Comme on peut le voir, après référence au modèle
adulte, l'enfant hésite. Il est tenté d'identifier les pouvoirs adultes à ceux
des enfants, en tout cas d'en réduire l'écart. Ce qui n'est pas étonnant,
compte tenu de ce que nous savons de l'intolérance des enfants à envisager la
supériorité des adultes, point de vue qui n'est cependant nullement
contradictoire avec leur besoin absolu de faire l'expérience d'adultes en
situation de supériorité.
Mais à mesure que l'année avance, on voit que la
pensée syncrétique n'est pas seulement une pensée de la confusion - celle que
les Grecs, par dérision, prêtaient aux Crétois - c'est déjà une pensée qui se
donne le droit à tous les bricolages pour refaire le monde ou l'expliquer. Nous
entrons dans un au-delà de la pensée de survie, celui de la spéculation sur la
raison d'être des choses.
Ainsi, cette étonnante réflexion d'un enfant à
propos du thème : " Qu'est-ce que le corps ? " " Le corps, ça
sert à vivre, et puis à marcher... Le corps, ça dit au cerveau : pousse tes
jambes pour marcher. Après on marche.... Ca dit aux mains... Il se dit que les
deux jambes doivent bouger...Au petit déjeuner, il dit : bois ta tasse, attrape
la tasse ; et après, il prend la tasse avec ses mains, puis il boit, et puis
quand il se prépare des tartines et il mange ".
Le désir d'expliquer la réalité, donc d'intégrer la
pensée sociale, est ici plus affirmé et il est associé à un aspect fondamental
: l'étonnement que les choses soient comme elles sont. : " Dans le corps,
il y a des os, y'a un squelette, c'est pas des os que les chiens mangent, c'est
des os de corps... Dans le corps il y a la colonne vertébrale, faut pas la
casser, sinon on va plus marcher et on sera mort...Dans le corps, y'a le sang
et aussi le cœur, l'estomac, les articulations... Le corps, ça sert à tenir les
os... " Toutefois, l'angoisse est latente. Brusquement un enfant dit
:" Quand on va tout seul à l'école, y'a la police qui vient nous chercher
et appelle sa maman... " Mais un
camarade intervient pour recadrer : " Tu parles de quand on est petit ?
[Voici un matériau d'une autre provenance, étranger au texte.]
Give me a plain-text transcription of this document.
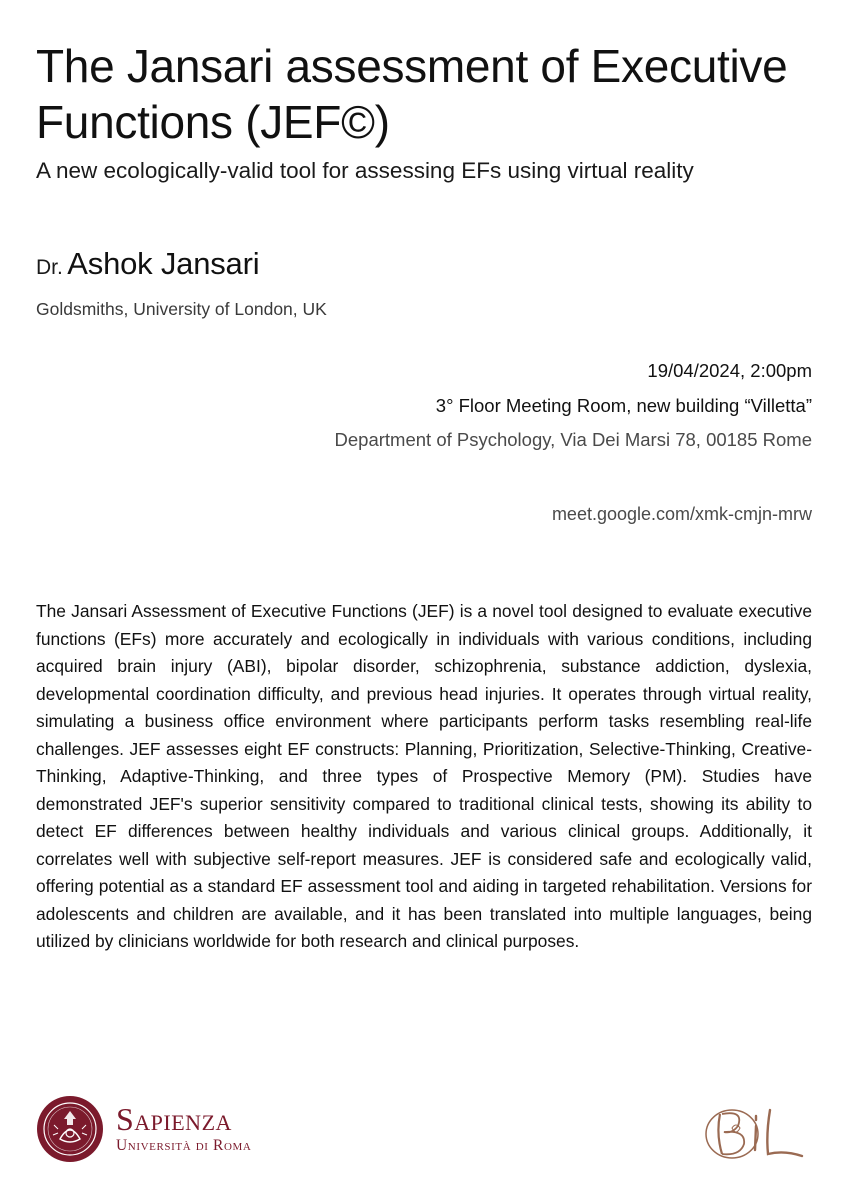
The Jansari assessment of Executive Functions (JEF©)
A new ecologically-valid tool for assessing EFs using virtual reality
Dr. Ashok Jansari
Goldsmiths, University of London, UK
19/04/2024, 2:00pm
3° Floor Meeting Room, new building “Villetta”
Department of Psychology, Via Dei Marsi 78, 00185 Rome
meet.google.com/xmk-cmjn-mrw

The Jansari Assessment of Executive Functions (JEF) is a novel tool designed to evaluate executive functions (EFs) more accurately and ecologically in individuals with various conditions, including acquired brain injury (ABI), bipolar disorder, schizophrenia, substance addiction, dyslexia, developmental coordination difficulty, and previous head injuries. It operates through virtual reality, simulating a business office environment where participants perform tasks resembling real-life challenges. JEF assesses eight EF constructs: Planning, Prioritization, Selective-Thinking, Creative-Thinking, Adaptive-Thinking, and three types of Prospective Memory (PM). Studies have demonstrated JEF's superior sensitivity compared to traditional clinical tests, showing its ability to detect EF differences between healthy individuals and various clinical groups. Additionally, it correlates well with subjective self-report measures. JEF is considered safe and ecologically valid, offering potential as a standard EF assessment tool and aiding in targeted rehabilitation. Versions for adolescents and children are available, and it has been translated into multiple languages, being utilized by clinicians worldwide for both research and clinical purposes.

Sapienza
Università di Roma
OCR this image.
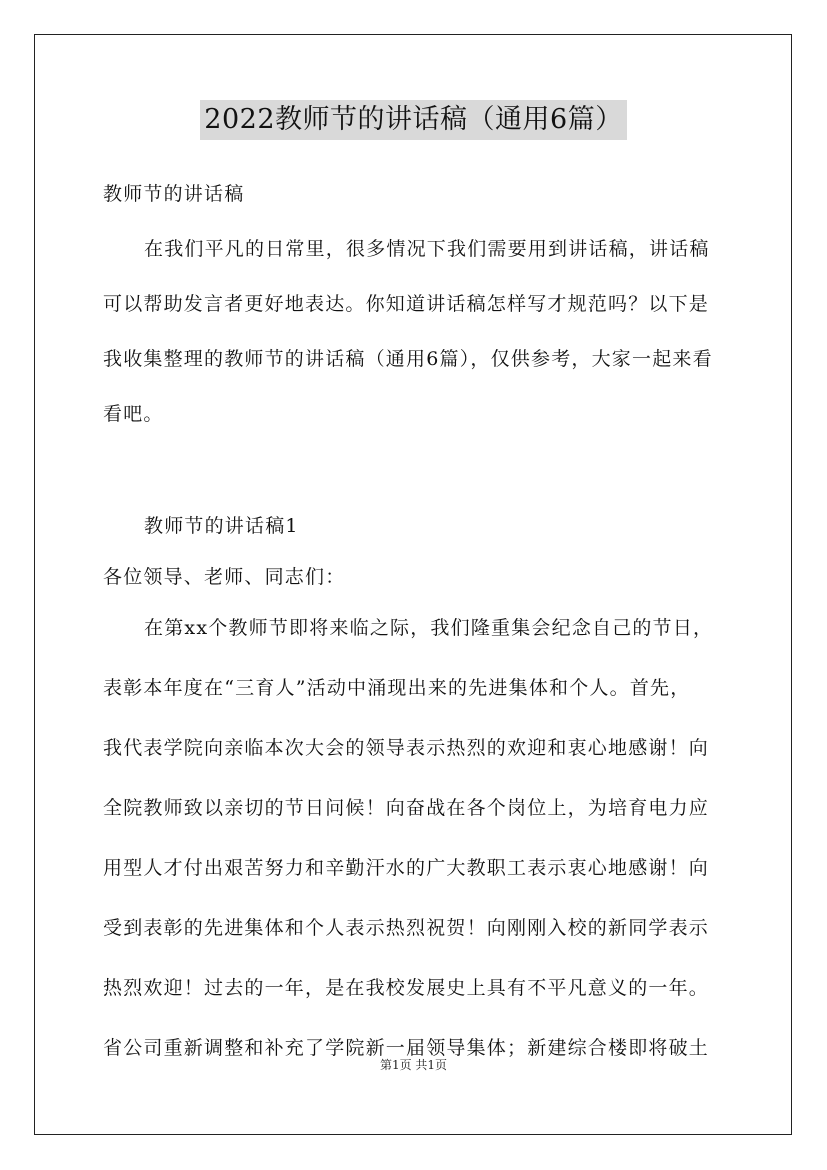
2022教师节的讲话稿（通用6篇）
教师节的讲话稿
在我们平凡的日常里，很多情况下我们需要用到讲话稿，讲话稿
可以帮助发言者更好地表达。你知道讲话稿怎样写才规范吗？以下是
我收集整理的教师节的讲话稿（通用6篇），仅供参考，大家一起来看
看吧。
教师节的讲话稿1
各位领导、老师、同志们：
在第xx个教师节即将来临之际，我们隆重集会纪念自己的节日，
表彰本年度在“三育人”活动中涌现出来的先进集体和个人。首先，
我代表学院向亲临本次大会的领导表示热烈的欢迎和衷心地感谢！向
全院教师致以亲切的节日问候！向奋战在各个岗位上，为培育电力应
用型人才付出艰苦努力和辛勤汗水的广大教职工表示衷心地感谢！向
受到表彰的先进集体和个人表示热烈祝贺！向刚刚入校的新同学表示
热烈欢迎！过去的一年，是在我校发展史上具有不平凡意义的一年。
省公司重新调整和补充了学院新一届领导集体；新建综合楼即将破土
第1页 共1页
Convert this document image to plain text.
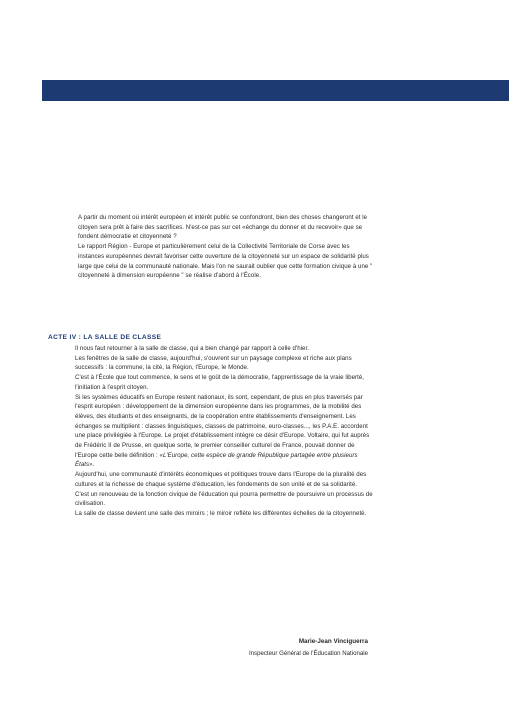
A partir du moment où intérêt européen et intérêt public se confondront, bien des choses changeront et le citoyen sera prêt à faire des sacrifices. N'est-ce pas sur cet «échange du donner et du recevoir» que se fondent démocratie et citoyenneté ?

Le rapport Région - Europe et particulièrement celui de la Collectivité Territoriale de Corse avec les instances européennes devrait favoriser cette ouverture de la citoyenneté sur un espace de solidarité plus large que celui de la communauté nationale. Mais l'on ne saurait oublier que cette formation civique à une " citoyenneté à dimension européenne " se réalise d'abord à l'École.

ACTE IV : LA SALLE DE CLASSE

Il nous faut retourner à la salle de classe, qui a bien changé par rapport à celle d'hier.

Les fenêtres de la salle de classe, aujourd'hui, s'ouvrent sur un paysage complexe et riche aux plans successifs : la commune, la cité, la Région, l'Europe, le Monde.

C'est à l'École que tout commence, le sens et le goût de la démocratie, l'apprentissage de la vraie liberté, l'initiation à l'esprit citoyen.

Si les systèmes éducatifs en Europe restent nationaux, ils sont, cependant, de plus en plus traversés par l'esprit européen : développement de la dimension européenne dans les programmes, de la mobilité des élèves, des étudiants et des enseignants, de la coopération entre établissements d'enseignement. Les échanges se multiplient : classes linguistiques, classes de patrimoine, euro-classes..., les P.A.E. accordent une place privilégiée à l'Europe. Le projet d'établissement intègre ce désir d'Europe. Voltaire, qui fut auprès de Frédéric II de Prusse, en quelque sorte, le premier conseiller culturel de France, pouvait donner de l'Europe cette belle définition : «L'Europe, cette espèce de grande République partagée entre plusieurs États».

Aujourd'hui, une communauté d'intérêts économiques et politiques trouve dans l'Europe de la pluralité des cultures et la richesse de chaque système d'éducation, les fondements de son unité et de sa solidarité.

C'est un renouveau de la fonction civique de l'éducation qui pourra permettre de poursuivre un processus de civilisation.

La salle de classe devient une salle des miroirs ; le miroir reflète les différentes échelles de la citoyenneté.

Marie-Jean Vinciguerra
Inspecteur Général de l'Éducation Nationale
" Et l'enfant se rattrape : " Oui, après on n'a pas le même corps...
"
La question " être content " confirme que
l'enfant de grande section sait combiner le plaisir de s'imposer avec le
plaisir de s'intégrer. Il cite des souvenirs heureux qui lui apportent un
supplément de plaisir d'exister tout en s'adonnant à une exploration déjà
systématique du champ d'investigation qui correspond au thème. :: " Quand
la maman attend un bébé, on est content... Quand on va chez quelqu'un qui a un
anniversaire... Un jour, j'allais en Suisse, j'avais vu un beau château, le
toit brillait, j'étais content... Quand la petite souris passe, quand on a
perdu une dent... Quand il y a une bonne nouvelle... Quand je fais plaisir à ma
sœur, je la pousse dans le youpala, elle est contente et moi aussi... "
Par contre, dès que la question est anxiogène,par
exemple " être seul " c'est l'enfant de maman et de la survie qui
revient sur le devant de la scène. Mais la position d'interrogateur de soi-même
et surtout le caractère collectif de la recherche permet d'atténuer la
dramatisation. " Si le bébé est tout seul dans la maison, si le grand
frère, la maman et le papa sont morts, il est tout seul, il pleure... " Ce
à quoi son voisin rétorque : " C'est pas vrai, ça ne se peut pas, s''ils
sont morts, ils auraient pas pu se marier ; alors y'aurait pas de bébé...
"Mais le groupe poursuit " Quand c'est le soir et qu'on est tout
seul, on doit attendre et on se couche tout seul... C'est dangereux si la porte
est fermée à clé...Des fois, un enfant se croit perdu et puis, le matin, il
voit que son papa est à côté de lui... Quelquefois il y a des voleurs qui
viennent quand on est seul... "
Bien entendu, au terme de ces exemples, je n'affirme
pas que les enfants de cet âge, à mentalité encore très syncrétique, adoptent le
modèle de rigueur et d'abstraction par lequel on connote la pensée
philosophique proprement dite. Et pourtant ils se posent déjà les questions les
plus fondamentales C'est quotidiennement, et plusieurs fois par jour, que, dès
leur plus jeune âge, ils rencontrent les thématiques qui viennent d'être
évoquées. Par exemple, qui contestera qu'être philosophe, au sens courant et
banal du mot, c'esr savoir regarder en face les dangers de la vie, tout en
recourant, pour pouvoir les rendre supportables, à l'évocation de moments de
bonheur. Or, c'est ce qu'ils font Leurs véritables questions sont "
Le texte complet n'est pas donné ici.